In the study conducted between 1992 and 1995, 52 per cent of homemakers considered themselves ‘very happy’. Also, 41 per cent of all the working wives surveyed said they were ‘happy’, compared to 38 per cent of working wives with feminist ideals. So are housewives not as desperate as their liberated soul sisters think of them to be? Feminism has, in its various shades and attire, demanded that women unshackle themselves from ‘womanly duties’ so that they can be equal in the eyes of men. In an attempt to be treated as equal, feminists have eschewed the role of, say, the homemaker, instead refashioning themselves according to the image of men.
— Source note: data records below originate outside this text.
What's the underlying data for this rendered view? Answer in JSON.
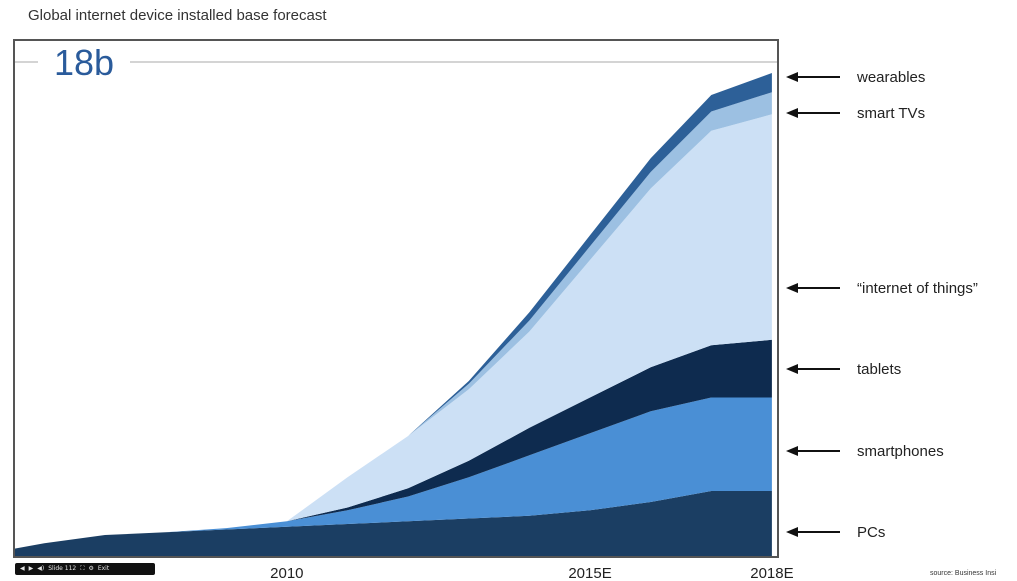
{
  "title": "Global internet device installed base forecast",
  "source": "source: Business Insi",
  "player": {
    "prev_icon": "◀",
    "play_icon": "▶",
    "volume_icon": "◀)",
    "slide_label": "Slide 112",
    "fullscreen_icon": "⛶",
    "settings_icon": "⚙",
    "exit_label": "Exit"
  },
  "colors": {
    "pcs": "#1b3e63",
    "smartphones": "#4a8fd5",
    "tablets": "#0e2b4f",
    "iot": "#cce0f5",
    "smart_tvs": "#9cc0e2",
    "wearables": "#2d6098",
    "frame": "#555555",
    "total_line": "#aaaaaa"
  },
  "chart_data": {
    "type": "area",
    "stacked": true,
    "title": "Global internet device installed base forecast",
    "total_label": "18b",
    "total_value": 18,
    "x_tick_labels": [
      "2010",
      "2015E",
      "2018E"
    ],
    "x_ticks": [
      2010,
      2015,
      2018
    ],
    "xlim": [
      2005.5,
      2018.1
    ],
    "ylim": [
      0,
      18.8
    ],
    "x": [
      2005.5,
      2006,
      2007,
      2008,
      2009,
      2010,
      2011,
      2012,
      2013,
      2014,
      2015,
      2016,
      2017,
      2018
    ],
    "series": [
      {
        "name": "PCs",
        "color_key": "pcs",
        "values": [
          0.3,
          0.5,
          0.8,
          0.9,
          1.0,
          1.1,
          1.2,
          1.3,
          1.4,
          1.5,
          1.7,
          2.0,
          2.4,
          2.4
        ]
      },
      {
        "name": "smartphones",
        "color_key": "smartphones",
        "values": [
          0,
          0,
          0,
          0,
          0.05,
          0.2,
          0.5,
          0.9,
          1.5,
          2.2,
          2.8,
          3.3,
          3.4,
          3.4
        ]
      },
      {
        "name": "tablets",
        "color_key": "tablets",
        "values": [
          0,
          0,
          0,
          0,
          0,
          0,
          0.1,
          0.3,
          0.6,
          1.0,
          1.3,
          1.6,
          1.9,
          2.1
        ]
      },
      {
        "name": "“internet of things”",
        "color_key": "iot",
        "values": [
          0,
          0,
          0,
          0,
          0,
          0,
          1.1,
          1.9,
          2.6,
          3.5,
          5.0,
          6.5,
          7.8,
          8.2
        ]
      },
      {
        "name": "smart TVs",
        "color_key": "smart_tvs",
        "values": [
          0,
          0,
          0,
          0,
          0,
          0,
          0,
          0,
          0.2,
          0.4,
          0.5,
          0.6,
          0.7,
          0.8
        ]
      },
      {
        "name": "wearables",
        "color_key": "wearables",
        "values": [
          0,
          0,
          0,
          0,
          0,
          0,
          0,
          0,
          0.1,
          0.3,
          0.4,
          0.5,
          0.6,
          0.7
        ]
      }
    ],
    "grid": false,
    "legend": "right, arrows pointing to layers"
  }
}
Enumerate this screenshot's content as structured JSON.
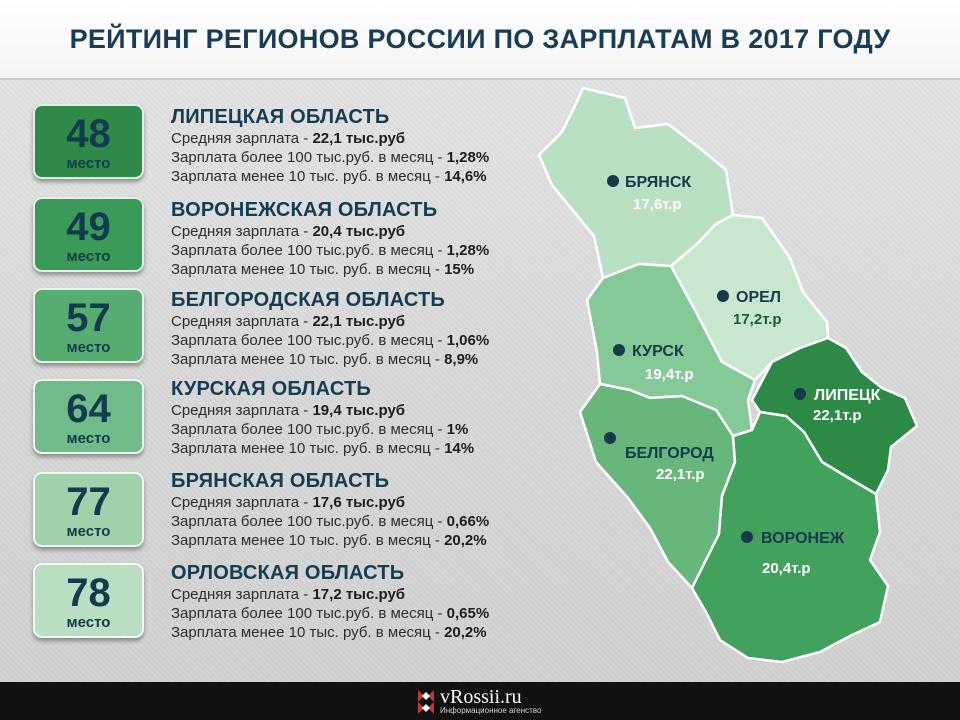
{
  "title": "РЕЙТИНГ РЕГИОНОВ РОССИИ ПО ЗАРПЛАТАМ В 2017 ГОДУ",
  "place_word": "место",
  "items": [
    {
      "rank": "48",
      "name": "ЛИПЕЦКАЯ ОБЛАСТЬ",
      "avg_label": "Средняя зарплата - ",
      "avg_value": "22,1 тыс.руб",
      "over_label": "Зарплата более 100 тыс.руб. в месяц - ",
      "over_value": "1,28%",
      "under_label": "Зарплата менее 10 тыс. руб. в месяц - ",
      "under_value": "14,6%",
      "color": "#2f8a4a"
    },
    {
      "rank": "49",
      "name": "ВОРОНЕЖСКАЯ ОБЛАСТЬ",
      "avg_label": "Средняя зарплата - ",
      "avg_value": "20,4 тыс.руб",
      "over_label": "Зарплата более 100 тыс.руб. в месяц - ",
      "over_value": "1,28%",
      "under_label": "Зарплата менее 10 тыс. руб. в месяц - ",
      "under_value": "15%",
      "color": "#3a9b59"
    },
    {
      "rank": "57",
      "name": "БЕЛГОРОДСКАЯ ОБЛАСТЬ",
      "avg_label": "Средняя зарплата - ",
      "avg_value": "22,1 тыс.руб",
      "over_label": "Зарплата более 100 тыс.руб. в месяц - ",
      "over_value": "1,06%",
      "under_label": "Зарплата менее 10 тыс. руб. в месяц - ",
      "under_value": "8,9%",
      "color": "#56ad72"
    },
    {
      "rank": "64",
      "name": "КУРСКАЯ ОБЛАСТЬ",
      "avg_label": "Средняя зарплата - ",
      "avg_value": "19,4 тыс.руб",
      "over_label": "Зарплата более 100 тыс.руб. в месяц - ",
      "over_value": "1%",
      "under_label": "Зарплата менее 10 тыс. руб. в месяц - ",
      "under_value": "14%",
      "color": "#6fbb8a"
    },
    {
      "rank": "77",
      "name": "БРЯНСКАЯ ОБЛАСТЬ",
      "avg_label": "Средняя зарплата - ",
      "avg_value": "17,6 тыс.руб",
      "over_label": "Зарплата более 100 тыс.руб. в месяц - ",
      "over_value": "0,66%",
      "under_label": "Зарплата менее 10 тыс. руб. в месяц - ",
      "under_value": "20,2%",
      "color": "#9dd2ab"
    },
    {
      "rank": "78",
      "name": "ОРЛОВСКАЯ ОБЛАСТЬ",
      "avg_label": "Средняя зарплата - ",
      "avg_value": "17,2 тыс.руб",
      "over_label": "Зарплата более 100 тыс.руб. в месяц - ",
      "over_value": "0,65%",
      "under_label": "Зарплата менее 10 тыс. руб. в месяц - ",
      "under_value": "20,2%",
      "color": "#b8dfc2"
    }
  ],
  "map": {
    "regions": [
      {
        "id": "bryansk",
        "city": "БРЯНСК",
        "value": "17,6т.р",
        "fill": "#b9e0c3"
      },
      {
        "id": "orel",
        "city": "ОРЕЛ",
        "value": "17,2т.р",
        "fill": "#c9e7cf"
      },
      {
        "id": "kursk",
        "city": "КУРСК",
        "value": "19,4т.р",
        "fill": "#86c998"
      },
      {
        "id": "lipetsk",
        "city": "ЛИПЕЦК",
        "value": "22,1т.р",
        "fill": "#2d8a46"
      },
      {
        "id": "belgorod",
        "city": "БЕЛГОРОД",
        "value": "22,1т.р",
        "fill": "#67b77d"
      },
      {
        "id": "voronezh",
        "city": "ВОРОНЕЖ",
        "value": "20,4т.р",
        "fill": "#43a15e"
      }
    ]
  },
  "footer": {
    "logo_text": "vRossii.ru",
    "logo_subtext": "Информационное агенство"
  }
}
In exchange of ‘liberation’, however, the 15 per cent in the study who agree most with feminist ideals have a harder time being happy than their peers. This happiness seems to have less to do with division of labour than with the level of commitment and ‘emotional work’ men contribute.

Political correctness will find such a ‘revelation’ disturbing, and if misunderstood or misused, it could create a backlash the same way Nazi eugenics put people off genetic research. There well may be complex ‘political’ reasons why feminists are ‘unhappier’: they do expect more out of the world that’s still ostensibly run by men. But it could also mean that instead of pitying them, our women’s libbers should realise that homemakers and non-feminist working women too have made a choice and come a long way, baby.